L'histoire :
Brigitte Findakly est née à Mossoul d'un père irakien et d'une mère française. Elle a donc été baptisée deux fois : par un prêtre orthodoxe puis un prêtre catholique. Elle se souvient que sa maman était abonnée à un magazine féminin et il manquait des photos sur les dernières pages du journal qui présentaient les sorties des 45 tours. Cela correspondait aux chanteurs juifs comme Enrico Macias. Dans son enfance, le pays est marqué par des coups d'état et des luttes militaires. Son père offre même un pistolet à sa femme pour se défendre au cas où, pendant son absence. Mais sa mère a tellement peur qu'elle enterre l'arme dans le jardin. Les partis se succèdent et avec eux leurs aberrations. Il est entre autre interdit de parler politique. Le cinéma est ennuyeux et la littérature inexistante. Alors tout le monde aime parler sur la vie des autres et critiquer par des commérages incessants. La maman de Brigitte est l'une des rares personnes qui ne divulgue pas les informations qu'elle entend. De fait, beaucoup de personnes se confient à elle. Aujourd’hui, Brigitte ne se souvient de plus grand-chose sur l'Irak. Après les attentats du 13 novembre à Paris, elle entend beaucoup de personnes critiquer les musulmans et leur religion violente. Brigitte sait que c’est faux, même si elle aimerait donner plus d’exemples de son passé en Irak...

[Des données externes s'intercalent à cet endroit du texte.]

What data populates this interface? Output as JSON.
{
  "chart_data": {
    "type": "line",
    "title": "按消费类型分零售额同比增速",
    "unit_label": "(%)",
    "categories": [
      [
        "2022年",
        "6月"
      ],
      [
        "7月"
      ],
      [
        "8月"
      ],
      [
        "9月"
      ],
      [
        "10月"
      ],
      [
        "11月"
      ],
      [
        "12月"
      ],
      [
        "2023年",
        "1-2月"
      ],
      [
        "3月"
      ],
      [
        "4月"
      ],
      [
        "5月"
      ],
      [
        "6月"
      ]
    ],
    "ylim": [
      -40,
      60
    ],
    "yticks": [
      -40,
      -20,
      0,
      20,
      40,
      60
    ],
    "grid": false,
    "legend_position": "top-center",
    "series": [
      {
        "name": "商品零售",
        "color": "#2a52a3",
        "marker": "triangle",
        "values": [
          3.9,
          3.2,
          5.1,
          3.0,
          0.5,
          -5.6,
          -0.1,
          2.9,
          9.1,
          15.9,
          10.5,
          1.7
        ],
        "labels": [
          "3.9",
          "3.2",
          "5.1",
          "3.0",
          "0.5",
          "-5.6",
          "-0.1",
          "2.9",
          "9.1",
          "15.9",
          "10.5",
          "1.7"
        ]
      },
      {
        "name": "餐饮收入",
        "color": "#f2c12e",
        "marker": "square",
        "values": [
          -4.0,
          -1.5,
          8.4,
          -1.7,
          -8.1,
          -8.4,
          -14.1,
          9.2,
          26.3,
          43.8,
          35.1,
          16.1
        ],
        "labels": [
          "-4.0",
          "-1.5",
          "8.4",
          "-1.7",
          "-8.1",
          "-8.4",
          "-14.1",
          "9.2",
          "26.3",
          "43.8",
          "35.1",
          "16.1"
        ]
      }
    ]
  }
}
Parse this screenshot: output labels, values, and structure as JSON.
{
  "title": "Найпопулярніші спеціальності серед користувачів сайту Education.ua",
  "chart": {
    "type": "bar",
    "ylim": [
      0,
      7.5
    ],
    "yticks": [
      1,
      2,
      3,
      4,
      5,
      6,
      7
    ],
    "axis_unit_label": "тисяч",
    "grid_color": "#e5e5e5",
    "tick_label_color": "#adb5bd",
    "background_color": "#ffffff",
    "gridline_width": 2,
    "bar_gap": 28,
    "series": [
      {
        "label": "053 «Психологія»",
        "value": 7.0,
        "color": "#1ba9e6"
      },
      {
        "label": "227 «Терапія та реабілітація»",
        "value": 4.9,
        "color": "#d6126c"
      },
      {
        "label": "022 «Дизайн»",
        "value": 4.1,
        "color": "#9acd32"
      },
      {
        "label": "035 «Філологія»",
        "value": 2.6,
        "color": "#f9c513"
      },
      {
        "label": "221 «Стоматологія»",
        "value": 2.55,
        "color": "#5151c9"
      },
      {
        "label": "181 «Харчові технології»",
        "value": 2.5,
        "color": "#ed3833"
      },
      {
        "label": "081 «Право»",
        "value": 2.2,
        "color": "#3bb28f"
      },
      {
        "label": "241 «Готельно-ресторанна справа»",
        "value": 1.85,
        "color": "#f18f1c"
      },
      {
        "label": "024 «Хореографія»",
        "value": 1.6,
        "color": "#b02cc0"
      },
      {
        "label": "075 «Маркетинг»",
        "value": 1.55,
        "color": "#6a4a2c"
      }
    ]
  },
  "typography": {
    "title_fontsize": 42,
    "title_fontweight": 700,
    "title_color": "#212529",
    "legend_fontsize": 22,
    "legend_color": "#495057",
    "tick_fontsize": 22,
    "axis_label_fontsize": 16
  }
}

Ce qu'on en pense sur la planète BD :
La compagne de Lewis Trondheim, Brigitte Findakly, est coloriste de bande dessinée. Dans ce récit multi-coopératif, les deux comparses assurent les textes, Trondheim le dessin et Findakly les couleurs, pour raconter en BD la vie et l'enfance de Brigitte. Bien évidemment, le couple a choisi la maison d'édition l’Association, créée par Lewis Trondheim, pour publier cet album. Cette autobiographie dépeint donc la vie d’une jeune fille évoluant en Irak, puis en France, où elle est devenue l’artiste que nous connaissons aujourd’hui. A travers de multiples anecdotes, son quotidien nous est dévoilé de façon vivante et précise. Il faut dire que Brigitte se plait à mêler les souvenirs divers et variés, des plus anodins au plus marquants. La chronologie aléatoire peut dérouter, car ses souvenirs se mêlent et se dévoilent au gré de sa pensée, comme si sa mémoire se mélangeait. L’impression disparate s’estompe cependant grâce au ton employé. L’écriture est faussement naïve, Brigitte raconte en toute candeur des anecdotes parfois sidérantes sur le fonctionnement de la politique irakienne. Cette voix off pleine d’innocence rappelle celle de l’enfance. Elle est d’autant plus terrible qu’elle met en avant l’absurdité des hommes. De nombreux passages sont d’autant plus tristes qu’ils sont racontés avec beaucoup d’ironie : les ravages de la guerre, les aberrations administratives françaises, les difficultés de gagner sa vie dans l’un ou l’autre pays. Tiraillée entre la France et l’Irak, la famille vivra des moments pénibles, tragiques par moment. L’œuvre montre également à quel point il est difficile de revenir dans son pays d’origine et de s’adapter à des coutumes opposées. Heureusement, le ton est parfois léger et drôle et l’œuvre brosse tous les instants de vie, bons et moins bons. Certaines anecdotes sont amusantes, notamment la découverte de la culture française. Cette autobiographie est aussi un beau portrait d’une femme forte qui parvient à trouver sa voie entre deux pays et deux cultures, son ascension artistique. Lewis Trondheim rend ainsi un bel hommage à sa femme en croquant les personnes qu’elle a côtoyées avec beaucoup de douceur et d’humanité. On a même quelques photos de son passé, comme un album de souvenirs. Les couleurs, vives et douces à la fois, sont en parfaite harmonie avec le dessin et le ton de l’album. Cette autobiographie touchante met en lumière le quotidien d'un pays finalement peu connu en France.